Ainda existe o risco da opção nuclear

A tragédia começa muito antes de Fukushima, e compromete gerações futuras

Quando comecei a dirigir nas estradas brasileiras, alguém me explicou uma “vantajosa teoria” para ultrapassagens perigosas em lombadas durante a noite. O expediente consistia em apagar as luzes do carro, o que “facilitaria” a percepção das luzes de outro que viesse em direção contrária – as chances de um carro vir em direção contrária com as luzes apagadas eram quase nulas. O que escapava à visão dessa “brilhante teoria” (ou apagada?) era o fato de que, se viesse realmente um carro com as luzes apagadas em sentido contrário, as chances de não ocorrer uma grande catástrofe eram nulas. A metáfora pode ser pobre. Mas encaixa na tragédia das usinas nucleares. A do Japão não se limita ao acidente. Como toda tragédia, começa muito antes, em gerações anteriores. E compromete o futuro das próximas.

Se as usinas em construção ou planejadas forem de fato concluídas, sua produção cobrirá mais de 30% da energia elétrica consumida no mundo. Só na França, cerca de 80% vem dessa fonte. Apenas Alemanha, Itália e Reino Unido congelaram a construção de novas unidades – embora o atual governo alemão tenha alongado a vida das unidades existentes por até 14 anos.

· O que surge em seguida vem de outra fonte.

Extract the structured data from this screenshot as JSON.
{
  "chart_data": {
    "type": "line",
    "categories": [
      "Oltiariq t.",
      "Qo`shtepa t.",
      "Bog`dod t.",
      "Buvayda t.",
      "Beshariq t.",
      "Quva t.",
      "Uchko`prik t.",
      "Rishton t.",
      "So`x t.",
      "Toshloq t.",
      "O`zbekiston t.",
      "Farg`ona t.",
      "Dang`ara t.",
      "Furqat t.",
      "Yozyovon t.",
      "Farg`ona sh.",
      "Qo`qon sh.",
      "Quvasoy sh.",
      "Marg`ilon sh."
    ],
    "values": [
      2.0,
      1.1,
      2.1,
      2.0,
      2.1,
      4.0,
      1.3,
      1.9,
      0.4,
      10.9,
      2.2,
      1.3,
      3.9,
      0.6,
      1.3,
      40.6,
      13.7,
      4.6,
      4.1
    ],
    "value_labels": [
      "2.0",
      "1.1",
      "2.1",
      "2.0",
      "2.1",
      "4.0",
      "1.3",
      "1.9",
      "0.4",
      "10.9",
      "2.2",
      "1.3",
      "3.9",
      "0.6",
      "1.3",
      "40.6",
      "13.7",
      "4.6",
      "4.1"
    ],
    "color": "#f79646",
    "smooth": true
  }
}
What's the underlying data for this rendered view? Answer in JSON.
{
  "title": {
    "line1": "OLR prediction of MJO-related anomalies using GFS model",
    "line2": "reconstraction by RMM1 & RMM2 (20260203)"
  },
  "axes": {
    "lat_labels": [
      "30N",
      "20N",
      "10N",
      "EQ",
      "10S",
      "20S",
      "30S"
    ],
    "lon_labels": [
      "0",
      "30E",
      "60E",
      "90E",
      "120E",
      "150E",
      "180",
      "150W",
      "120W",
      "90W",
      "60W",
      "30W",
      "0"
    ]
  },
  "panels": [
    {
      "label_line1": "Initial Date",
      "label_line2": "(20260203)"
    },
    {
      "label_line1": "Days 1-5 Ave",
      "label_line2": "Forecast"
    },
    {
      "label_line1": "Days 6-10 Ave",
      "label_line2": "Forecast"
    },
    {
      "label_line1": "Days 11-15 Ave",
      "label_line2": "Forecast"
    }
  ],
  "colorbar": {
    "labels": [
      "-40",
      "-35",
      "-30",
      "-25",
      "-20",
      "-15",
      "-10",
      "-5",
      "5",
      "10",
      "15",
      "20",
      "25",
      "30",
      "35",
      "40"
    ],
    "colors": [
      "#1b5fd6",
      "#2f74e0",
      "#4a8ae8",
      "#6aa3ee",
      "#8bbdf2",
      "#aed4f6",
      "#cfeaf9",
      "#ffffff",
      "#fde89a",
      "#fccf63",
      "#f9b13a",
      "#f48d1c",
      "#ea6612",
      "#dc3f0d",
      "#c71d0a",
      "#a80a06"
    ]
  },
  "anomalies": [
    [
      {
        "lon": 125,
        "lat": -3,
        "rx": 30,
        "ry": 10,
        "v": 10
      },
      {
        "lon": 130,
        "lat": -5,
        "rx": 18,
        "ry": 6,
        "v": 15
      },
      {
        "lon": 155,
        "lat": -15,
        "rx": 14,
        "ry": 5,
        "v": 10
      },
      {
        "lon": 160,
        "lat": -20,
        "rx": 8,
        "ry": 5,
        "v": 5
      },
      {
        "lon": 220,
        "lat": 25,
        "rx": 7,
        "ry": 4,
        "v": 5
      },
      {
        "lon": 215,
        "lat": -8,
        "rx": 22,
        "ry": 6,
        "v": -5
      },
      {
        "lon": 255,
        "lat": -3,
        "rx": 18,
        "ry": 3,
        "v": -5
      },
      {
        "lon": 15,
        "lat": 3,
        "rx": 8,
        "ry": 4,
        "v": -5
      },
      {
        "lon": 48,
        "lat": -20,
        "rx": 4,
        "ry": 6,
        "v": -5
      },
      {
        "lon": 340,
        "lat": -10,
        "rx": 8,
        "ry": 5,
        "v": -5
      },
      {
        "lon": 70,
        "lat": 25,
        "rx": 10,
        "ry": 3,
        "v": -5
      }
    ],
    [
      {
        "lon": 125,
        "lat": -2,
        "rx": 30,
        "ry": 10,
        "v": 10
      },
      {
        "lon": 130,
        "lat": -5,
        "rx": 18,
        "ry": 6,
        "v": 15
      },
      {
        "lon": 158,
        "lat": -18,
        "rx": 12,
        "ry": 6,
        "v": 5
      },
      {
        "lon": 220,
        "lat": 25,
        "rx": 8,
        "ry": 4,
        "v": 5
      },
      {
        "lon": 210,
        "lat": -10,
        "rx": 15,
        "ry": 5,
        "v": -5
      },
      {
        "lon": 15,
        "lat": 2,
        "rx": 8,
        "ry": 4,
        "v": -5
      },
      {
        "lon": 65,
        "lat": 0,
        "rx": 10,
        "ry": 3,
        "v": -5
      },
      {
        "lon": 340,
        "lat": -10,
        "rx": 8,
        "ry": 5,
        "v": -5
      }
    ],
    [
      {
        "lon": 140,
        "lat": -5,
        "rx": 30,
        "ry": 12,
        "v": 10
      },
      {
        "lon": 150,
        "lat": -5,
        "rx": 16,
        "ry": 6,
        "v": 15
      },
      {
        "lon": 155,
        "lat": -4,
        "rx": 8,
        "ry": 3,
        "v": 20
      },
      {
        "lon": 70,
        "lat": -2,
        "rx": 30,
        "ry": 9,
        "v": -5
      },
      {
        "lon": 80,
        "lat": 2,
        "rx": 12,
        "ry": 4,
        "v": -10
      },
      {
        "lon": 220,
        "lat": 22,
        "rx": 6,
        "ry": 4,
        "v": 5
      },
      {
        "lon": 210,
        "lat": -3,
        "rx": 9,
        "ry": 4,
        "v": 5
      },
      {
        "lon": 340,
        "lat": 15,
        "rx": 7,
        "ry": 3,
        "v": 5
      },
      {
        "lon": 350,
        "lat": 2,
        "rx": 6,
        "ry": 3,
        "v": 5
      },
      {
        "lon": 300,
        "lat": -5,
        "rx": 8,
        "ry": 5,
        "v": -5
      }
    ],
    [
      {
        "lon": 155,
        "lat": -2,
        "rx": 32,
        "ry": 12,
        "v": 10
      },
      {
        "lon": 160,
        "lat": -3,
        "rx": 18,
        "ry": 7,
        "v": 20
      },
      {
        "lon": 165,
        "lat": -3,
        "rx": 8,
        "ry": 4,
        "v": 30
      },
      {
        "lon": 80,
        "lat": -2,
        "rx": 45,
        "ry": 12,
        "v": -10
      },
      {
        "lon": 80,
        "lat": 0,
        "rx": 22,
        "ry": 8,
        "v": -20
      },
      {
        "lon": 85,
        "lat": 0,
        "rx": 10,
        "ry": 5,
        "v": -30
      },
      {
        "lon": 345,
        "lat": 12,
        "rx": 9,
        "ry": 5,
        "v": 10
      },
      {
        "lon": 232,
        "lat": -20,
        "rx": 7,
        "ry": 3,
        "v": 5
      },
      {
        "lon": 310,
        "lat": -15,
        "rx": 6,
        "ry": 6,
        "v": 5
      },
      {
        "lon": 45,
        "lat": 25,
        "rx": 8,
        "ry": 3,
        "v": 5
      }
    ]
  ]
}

No papel e no discurso, as usinas deveriam resistir a tudo: de terremotos a ataques aéreos­; de falhas humanas a deficiências técnicas. Na prática, a música é outra, e a Marcha Triunfal já se transformou em Marcha Fúnebre algumas vezes. Chernobyl, na Ucrânia (então parte da União Soviética), ainda na década de 1980, resultou em mais de 25 mil mortes, além de inutilizar uma enorme área terrestre para a vida humana por gerações. Provocada por uma série de deficiên­cias técnicas aliadas a falhas humanas, a catástrofe­ contou com gestos extraordinários de heroísmo por parte de técnicos, bombeiros e outros que, com o sacrifício da própria vida, impediram desastre ainda maior.

Mas a lição não se enraizou. A proliferação de usinas nucleares no mundo inteiro prosseguiu, como se nada houvesse acontecido. Agora, o desastre de Fukushima, no Japão, pode ter o mesmo destino, o desse “relativo esquecimento” que o colocará num limbo aureolado pelo descaso. Explicar essa desrazão apenas pelo lobby de empresas e agências de governo encarregadas da construção e administração das usinas – que existe, e é poderosíssimo com a mídia e fora dela – é insuficiente.

As usinas nucleares fazem parte do sonho e do pesadelo do estilo contemporâneo de consumo. E, como nos sonhos e pesadelos, nossa tendência é lembrar os primeiros e esquecer os segundos. Assim como no caso do aquecimento global, a questão nuclear demonstra que não basta mudar os padrões de produção da economia. É necessário intervir nos padrões de consumo, em escala mundial, com educação e debate democrático. Não adianta querer impedir que o Brasil construa novas usinas nucleares se o cidadão da França continuar a consumir perto de 80% de sua energia elétrica a partir dessa fonte. Nem reprovar que os chineses comprem automóveis enquanto os norte-americanos continuam­ a ter mais de 70 veículos para cada 100 habitantes.

Já li manchete de artigo dizendo que “a energia nuclear vale o risco”, é “limpa”, tem taxa de acidentes baixa etc. Mas não se discutem a dimensão dos desastres nem a obliteração da memória. Este talvez seja o maior risco e a maior tragédia, hoje, dessa forma de energia: a introdução de sua presença no mundo dos esquecimentos programáticos. No caso de Chernobyl, houve uma tendência a ligar o desastre às sombras da “ineficiência” e do “autoritarismo” do “regime comunista”. A que atribuir agora a catástrofe japonesa? À “eficiên­cia” do regime capitalista? Talvez.

É necessário ampliar, aprofundar, insistir nessa discussão. Senão, continuaremos na “alegre” disposição de fazer ultrapassagens perigosas em lombadas noturnas. Com as luzes apagadas.